Reid Bigland, head of U.S. sales for Fiat Chrysler Automobiles, filed a whistleblower lawsuit against the automaker Wednesday, claiming he has been a scapegoat for the company's sales practices being probed by federal officials.
In the suit, Bigland claims the company has retaliated against him for cooperating with an Securities and Exchange Commission investigation and slashed his pay by about 90 percent, starting in March. FCA executives plan to use his withheld compensation to pay any penalties or settlements reached with the SEC, according to the lawsuit filed in Michigan's Oakland County Circuit Court.
The automaker's actions will cost Bigland about $1.8 million, the lawsuit said.
Bigland, according to the suit, says he has cooperated with the SEC investigation, testifying "at length" about Fiat Chrysler's U.S. sales reporting practices, which he said long predated his appointment as U.S. sales chief in 2011, according to the lawsuit.
"In late 2018, presumably as a way to wrap up their investigation with some result, the SEC suggested to plaintiff that he admit to some wrongdoing as to defendants' monthly sales reporting," Deborah Gordon, Bigland's lawyer, wrote in the lawsuit. "The SEC also suggested a resolution involving some penalty to FCA. Because (Bigland) had not engaged in any wrongdoing, and there was no wrongdoing, he declined to do so."

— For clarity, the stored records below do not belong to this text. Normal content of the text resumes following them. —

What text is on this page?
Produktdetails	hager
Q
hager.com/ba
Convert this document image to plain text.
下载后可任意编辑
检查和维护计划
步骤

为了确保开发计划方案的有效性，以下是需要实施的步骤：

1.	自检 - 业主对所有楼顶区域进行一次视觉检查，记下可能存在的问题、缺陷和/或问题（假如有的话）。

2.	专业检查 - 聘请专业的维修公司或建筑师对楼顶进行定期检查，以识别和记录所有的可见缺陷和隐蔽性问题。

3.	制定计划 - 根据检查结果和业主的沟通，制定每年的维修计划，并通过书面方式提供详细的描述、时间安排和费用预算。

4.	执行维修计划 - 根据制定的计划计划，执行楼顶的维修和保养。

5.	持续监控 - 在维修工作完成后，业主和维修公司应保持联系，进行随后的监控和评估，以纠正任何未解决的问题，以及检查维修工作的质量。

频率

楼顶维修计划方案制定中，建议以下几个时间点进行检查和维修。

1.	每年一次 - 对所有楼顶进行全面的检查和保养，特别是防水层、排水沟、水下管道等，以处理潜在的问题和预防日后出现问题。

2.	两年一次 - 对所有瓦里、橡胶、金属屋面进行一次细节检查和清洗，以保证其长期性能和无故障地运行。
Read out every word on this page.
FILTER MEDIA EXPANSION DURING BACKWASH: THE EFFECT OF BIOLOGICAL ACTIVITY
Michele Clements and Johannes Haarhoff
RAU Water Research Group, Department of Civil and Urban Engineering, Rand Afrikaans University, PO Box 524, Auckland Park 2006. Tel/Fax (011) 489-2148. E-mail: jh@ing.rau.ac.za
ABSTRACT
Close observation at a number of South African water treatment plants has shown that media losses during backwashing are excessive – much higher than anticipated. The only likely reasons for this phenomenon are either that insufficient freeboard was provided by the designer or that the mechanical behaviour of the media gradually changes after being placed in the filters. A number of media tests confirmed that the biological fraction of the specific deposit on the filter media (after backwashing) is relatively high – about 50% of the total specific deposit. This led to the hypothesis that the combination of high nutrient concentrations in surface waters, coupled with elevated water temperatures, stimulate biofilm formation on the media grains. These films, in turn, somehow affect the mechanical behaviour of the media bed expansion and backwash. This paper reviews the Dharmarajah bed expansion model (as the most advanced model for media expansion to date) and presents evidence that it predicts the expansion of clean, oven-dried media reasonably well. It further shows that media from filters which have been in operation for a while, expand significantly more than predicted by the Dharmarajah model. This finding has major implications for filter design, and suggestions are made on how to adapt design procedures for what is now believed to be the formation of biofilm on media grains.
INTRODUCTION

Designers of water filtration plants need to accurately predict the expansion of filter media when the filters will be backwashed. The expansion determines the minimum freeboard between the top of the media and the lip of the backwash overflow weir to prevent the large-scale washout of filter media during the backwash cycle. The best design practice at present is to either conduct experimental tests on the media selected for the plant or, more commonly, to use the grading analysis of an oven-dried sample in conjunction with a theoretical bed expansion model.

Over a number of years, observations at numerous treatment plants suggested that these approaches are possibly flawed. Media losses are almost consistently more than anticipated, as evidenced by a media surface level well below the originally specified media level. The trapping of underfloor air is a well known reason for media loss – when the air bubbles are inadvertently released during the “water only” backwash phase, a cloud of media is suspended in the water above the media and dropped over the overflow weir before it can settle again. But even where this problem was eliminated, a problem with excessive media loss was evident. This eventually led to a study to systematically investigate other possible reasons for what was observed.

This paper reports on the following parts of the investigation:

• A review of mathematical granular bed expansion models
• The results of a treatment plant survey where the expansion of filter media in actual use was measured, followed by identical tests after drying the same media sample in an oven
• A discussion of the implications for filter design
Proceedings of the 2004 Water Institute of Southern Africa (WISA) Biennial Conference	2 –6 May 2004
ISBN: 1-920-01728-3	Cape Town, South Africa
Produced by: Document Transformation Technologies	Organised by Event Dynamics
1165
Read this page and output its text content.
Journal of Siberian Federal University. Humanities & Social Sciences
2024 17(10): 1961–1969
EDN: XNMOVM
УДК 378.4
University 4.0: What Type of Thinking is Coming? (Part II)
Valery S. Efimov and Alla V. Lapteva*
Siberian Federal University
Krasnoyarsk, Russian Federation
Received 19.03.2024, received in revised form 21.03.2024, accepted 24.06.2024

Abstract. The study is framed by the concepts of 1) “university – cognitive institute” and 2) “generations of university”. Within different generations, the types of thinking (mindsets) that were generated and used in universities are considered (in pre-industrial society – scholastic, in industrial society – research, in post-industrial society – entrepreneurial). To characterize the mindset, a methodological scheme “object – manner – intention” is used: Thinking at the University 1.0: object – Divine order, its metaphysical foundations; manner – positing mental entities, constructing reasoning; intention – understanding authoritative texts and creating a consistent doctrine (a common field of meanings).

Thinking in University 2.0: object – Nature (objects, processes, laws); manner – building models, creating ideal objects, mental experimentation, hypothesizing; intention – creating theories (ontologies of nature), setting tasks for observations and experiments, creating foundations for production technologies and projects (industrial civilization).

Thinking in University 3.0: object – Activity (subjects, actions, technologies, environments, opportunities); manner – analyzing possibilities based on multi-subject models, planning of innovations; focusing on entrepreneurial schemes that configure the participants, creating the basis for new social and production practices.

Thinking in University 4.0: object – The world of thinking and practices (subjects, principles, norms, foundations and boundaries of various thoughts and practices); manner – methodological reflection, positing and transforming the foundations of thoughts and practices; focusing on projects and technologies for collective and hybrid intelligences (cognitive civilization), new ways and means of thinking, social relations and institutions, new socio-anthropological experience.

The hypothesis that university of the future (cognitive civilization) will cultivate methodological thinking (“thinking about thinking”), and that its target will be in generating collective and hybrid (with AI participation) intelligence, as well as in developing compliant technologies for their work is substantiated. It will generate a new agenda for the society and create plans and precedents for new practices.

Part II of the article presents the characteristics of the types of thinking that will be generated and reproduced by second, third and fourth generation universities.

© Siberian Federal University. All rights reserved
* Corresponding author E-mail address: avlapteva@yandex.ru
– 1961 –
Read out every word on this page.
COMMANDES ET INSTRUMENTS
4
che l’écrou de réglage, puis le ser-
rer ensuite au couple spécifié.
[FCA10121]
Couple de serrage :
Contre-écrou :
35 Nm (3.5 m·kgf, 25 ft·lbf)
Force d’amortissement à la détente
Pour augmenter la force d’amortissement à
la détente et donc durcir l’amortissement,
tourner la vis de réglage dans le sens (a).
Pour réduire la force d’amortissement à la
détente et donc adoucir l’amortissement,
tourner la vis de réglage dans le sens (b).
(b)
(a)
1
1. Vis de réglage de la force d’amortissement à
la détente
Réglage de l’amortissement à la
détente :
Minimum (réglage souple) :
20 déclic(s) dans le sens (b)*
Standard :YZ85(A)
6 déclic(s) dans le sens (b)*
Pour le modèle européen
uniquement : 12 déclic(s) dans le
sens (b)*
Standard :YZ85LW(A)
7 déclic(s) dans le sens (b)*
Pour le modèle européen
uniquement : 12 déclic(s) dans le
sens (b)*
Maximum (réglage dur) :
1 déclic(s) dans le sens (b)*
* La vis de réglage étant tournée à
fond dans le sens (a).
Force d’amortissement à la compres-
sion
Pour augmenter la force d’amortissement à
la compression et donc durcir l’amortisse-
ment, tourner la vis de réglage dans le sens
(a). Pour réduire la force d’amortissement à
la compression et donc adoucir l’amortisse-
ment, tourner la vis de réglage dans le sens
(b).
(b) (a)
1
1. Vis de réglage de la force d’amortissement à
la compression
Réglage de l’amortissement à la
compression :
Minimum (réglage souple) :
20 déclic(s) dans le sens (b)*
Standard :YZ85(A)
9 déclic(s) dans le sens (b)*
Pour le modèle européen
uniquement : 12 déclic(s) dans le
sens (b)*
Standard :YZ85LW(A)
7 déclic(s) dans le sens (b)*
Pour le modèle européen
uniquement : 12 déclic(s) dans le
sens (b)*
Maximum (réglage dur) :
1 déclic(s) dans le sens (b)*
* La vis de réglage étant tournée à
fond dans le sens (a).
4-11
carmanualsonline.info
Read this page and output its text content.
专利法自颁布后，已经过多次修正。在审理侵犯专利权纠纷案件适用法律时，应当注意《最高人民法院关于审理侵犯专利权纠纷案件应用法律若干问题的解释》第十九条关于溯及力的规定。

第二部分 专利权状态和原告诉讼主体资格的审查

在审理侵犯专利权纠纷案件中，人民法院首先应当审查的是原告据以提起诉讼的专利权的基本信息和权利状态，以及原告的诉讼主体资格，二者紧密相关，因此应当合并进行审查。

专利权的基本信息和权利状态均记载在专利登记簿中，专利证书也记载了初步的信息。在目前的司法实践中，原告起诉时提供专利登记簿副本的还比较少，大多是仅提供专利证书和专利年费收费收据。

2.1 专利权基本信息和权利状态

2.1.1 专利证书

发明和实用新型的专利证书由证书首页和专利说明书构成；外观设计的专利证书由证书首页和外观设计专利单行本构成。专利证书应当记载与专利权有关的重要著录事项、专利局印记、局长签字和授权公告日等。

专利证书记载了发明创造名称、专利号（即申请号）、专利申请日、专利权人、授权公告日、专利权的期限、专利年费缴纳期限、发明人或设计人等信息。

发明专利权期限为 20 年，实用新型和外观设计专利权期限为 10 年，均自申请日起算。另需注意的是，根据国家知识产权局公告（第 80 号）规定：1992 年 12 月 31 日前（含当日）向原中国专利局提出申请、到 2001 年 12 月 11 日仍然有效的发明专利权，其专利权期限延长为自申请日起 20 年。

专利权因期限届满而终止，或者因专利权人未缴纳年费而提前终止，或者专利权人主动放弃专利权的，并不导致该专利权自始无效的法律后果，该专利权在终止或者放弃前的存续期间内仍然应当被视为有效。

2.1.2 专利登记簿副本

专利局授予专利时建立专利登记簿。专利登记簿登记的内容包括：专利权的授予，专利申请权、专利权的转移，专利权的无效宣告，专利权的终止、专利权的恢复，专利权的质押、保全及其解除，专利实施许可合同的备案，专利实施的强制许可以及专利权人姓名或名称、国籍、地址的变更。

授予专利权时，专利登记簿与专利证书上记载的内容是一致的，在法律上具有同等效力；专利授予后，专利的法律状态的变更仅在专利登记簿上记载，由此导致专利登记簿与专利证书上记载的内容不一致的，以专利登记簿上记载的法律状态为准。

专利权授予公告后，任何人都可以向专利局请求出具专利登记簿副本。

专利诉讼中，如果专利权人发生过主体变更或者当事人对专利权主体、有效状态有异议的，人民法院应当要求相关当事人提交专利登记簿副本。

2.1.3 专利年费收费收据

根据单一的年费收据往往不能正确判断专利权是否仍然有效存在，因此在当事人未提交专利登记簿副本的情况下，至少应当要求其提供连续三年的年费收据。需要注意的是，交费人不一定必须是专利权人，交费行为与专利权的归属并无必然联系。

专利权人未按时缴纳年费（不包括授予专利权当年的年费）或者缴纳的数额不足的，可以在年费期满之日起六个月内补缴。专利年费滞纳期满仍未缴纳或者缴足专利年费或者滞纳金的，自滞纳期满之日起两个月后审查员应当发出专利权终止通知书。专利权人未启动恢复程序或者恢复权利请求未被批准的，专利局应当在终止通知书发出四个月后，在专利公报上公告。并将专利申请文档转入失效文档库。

In July 2016, FCA voluntarily changed the way it reports U.S. monthly sales and restated results for the previous five years to reflect the new methodology. The lawsuit says Bigland was excluded from the process of devising a new monthly sales reporting methodology, and was only advised that FCA was considering different methods to adopt.
The SEC has been investigating the company's sales reporting practices before the company changed them.
Fiat Chrysler said long-term incentive payouts are made at the discretion of a board committee.
Bigland's "eligibility for incentive compensation — like that of all corporate officers — is subject to a determination by the board of directors' compensation committee that he has satisfied the applicable company and personal performance conditions," FCA said in a statement. "Mr. Bigland's eligibility for his award remains subject to that determination and completion of a board-level evaluation of issues that are the subject to governmental investigations (as previously disclosed by FCA) in which FCA continues to cooperate."
The company said further it would be "inappropriate to comment on ongoing litigation or internal compensation processes."
According to Gordon, Bigland remains employed by the company.
Bigland’s participation in the SEC investigation, including a “white paper” he wrote detailing his knowledge of the automaker’s sales reporting methodology, has sparked retaliation from the company, Gordon said.
She described FCA’s decision to withhold a portion of his compensation as an “unusual situation” because of Bigland’s “excellent” performance that the lawsuit aims to reconcile.
“We’re hoping my client will receive the compensation he has earned and then some,” Gordon told Automotive News Wednesday. “It appears my client is being retaliated against.”